Sunny menghargai usaha Xan. Membuatkan bekal dan sampai mengantarnya. Hal yang belum pernah dilakukan Keandra sekalipun mereka sudah berpacaran lama. Namun sungguh, cintanya kepada Keandra tak sedikit pun berkurang hanya karena bekal pertama yang ia terima dari pria bukan dari kekasihnya.
“Ada salah satu kebiasaan orang luar, yang bila memberikan bekal, bertanda orang itu sedang mengungkapkan perasaannya. Dan jika bekal itu diterima, berarti—?” Sunny bertutur lemah. Tiba-tiba saja ia merasa kecewa kepada Xan yang seharusnya tidak melakukan apa yang kali ini pria itu lakukan. Tidak seharusnya Xan datang dan sampai memberinya bekal.

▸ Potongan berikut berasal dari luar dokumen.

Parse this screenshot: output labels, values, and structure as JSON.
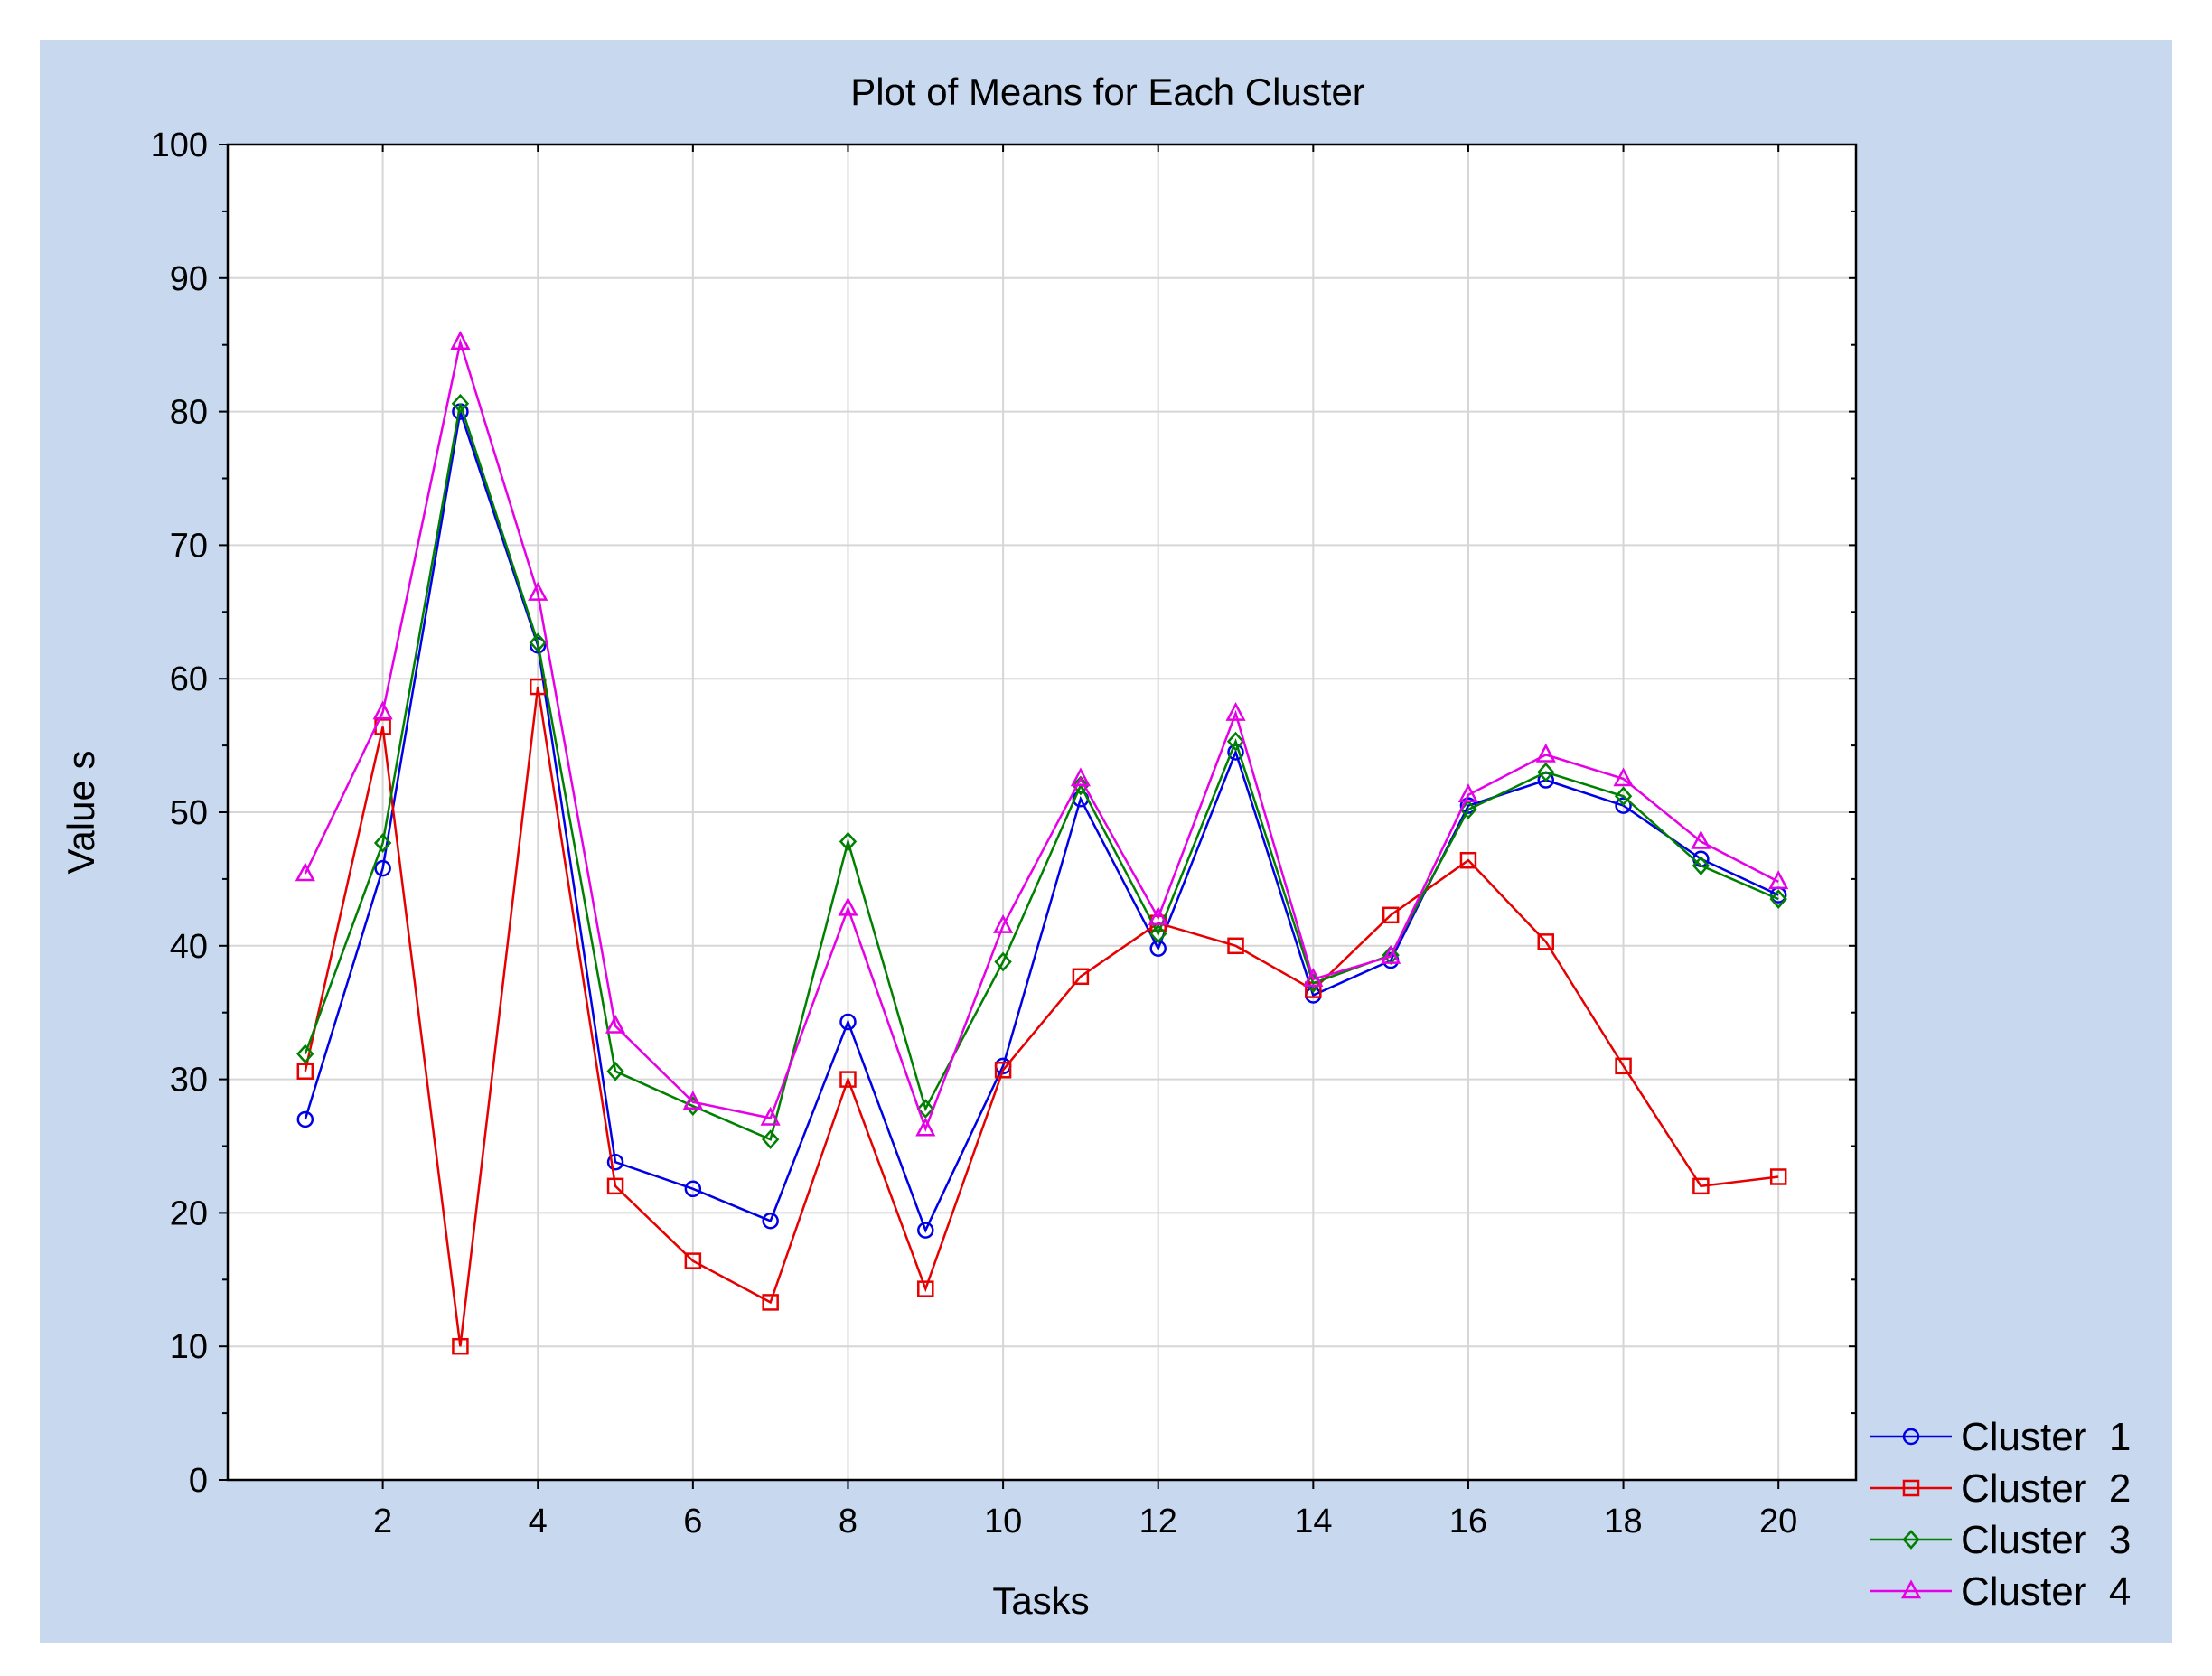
{
  "chart_data": {
    "type": "line",
    "title": "Plot of Means for Each Cluster",
    "xlabel": "Tasks",
    "ylabel": "Value s",
    "x": [
      1,
      2,
      3,
      4,
      5,
      6,
      7,
      8,
      9,
      10,
      11,
      12,
      13,
      14,
      15,
      16,
      17,
      18,
      19,
      20
    ],
    "xlim": [
      0,
      21
    ],
    "ylim": [
      0,
      100
    ],
    "xticks": [
      2,
      4,
      6,
      8,
      10,
      12,
      14,
      16,
      18,
      20
    ],
    "xtick_labels": [
      "2",
      "4",
      "6",
      "8",
      "10",
      "12",
      "14",
      "16",
      "18",
      "20"
    ],
    "yticks": [
      0,
      10,
      20,
      30,
      40,
      50,
      60,
      70,
      80,
      90,
      100
    ],
    "ytick_labels": [
      "0",
      "10",
      "20",
      "30",
      "40",
      "50",
      "60",
      "70",
      "80",
      "90",
      "100"
    ],
    "grid": true,
    "legend_position": "bottom-right-outside",
    "series": [
      {
        "name": "Cluster  1",
        "color": "#0000e6",
        "marker": "circle",
        "values": [
          27.0,
          45.8,
          80.0,
          62.5,
          23.8,
          21.8,
          19.4,
          34.3,
          18.7,
          31.0,
          51.0,
          39.8,
          54.5,
          36.3,
          38.9,
          50.5,
          52.4,
          50.5,
          46.5,
          43.8
        ]
      },
      {
        "name": "Cluster  2",
        "color": "#e60000",
        "marker": "square",
        "values": [
          30.6,
          56.4,
          10.0,
          59.4,
          22.0,
          16.4,
          13.3,
          30.0,
          14.3,
          30.7,
          37.7,
          41.7,
          40.0,
          36.7,
          42.3,
          46.4,
          40.3,
          31.0,
          22.0,
          22.7
        ]
      },
      {
        "name": "Cluster  3",
        "color": "#008000",
        "marker": "diamond",
        "values": [
          31.9,
          47.7,
          80.6,
          62.7,
          30.6,
          28.0,
          25.5,
          47.8,
          27.8,
          38.8,
          52.0,
          40.9,
          55.3,
          37.2,
          39.3,
          50.2,
          53.0,
          51.2,
          46.0,
          43.5
        ]
      },
      {
        "name": "Cluster  4",
        "color": "#e600e6",
        "marker": "triangle",
        "values": [
          45.4,
          57.5,
          85.2,
          66.4,
          34.0,
          28.3,
          27.1,
          42.8,
          26.3,
          41.5,
          52.5,
          42.1,
          57.4,
          37.5,
          39.2,
          51.3,
          54.3,
          52.5,
          47.8,
          44.8
        ]
      }
    ]
  }
}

“Pergilah, Xan. Apa yang kamu lakukan sangat melukai Kean.”
“Tapi, Ny ....”
Sunny tak menanggapi. Wanita itu memilih pergi, mengunci hatinya rapat-rapat agar cintanya kepada Keandra tidak tergoyahkan.
Xan gelisah bergegas bangkit dari duduknya. “Ini tentang Kean. Aku datang ke sini karena dia!” serunya.
Langkah Sunny yang mulai menaiki anak tangga menuju beranda hotel tempatnya bekerja, terhenti. Xan merupakan simbol kebenaran di persahabatan Keandra. Sedangkan tadi pria itu mengatakan kalau kedatangannya berhubungan dengan Keandra.
Apakah maksud Xan juga berhubungan dengan perubahan Keandra yang jauh lebih perhatian namun pendiam?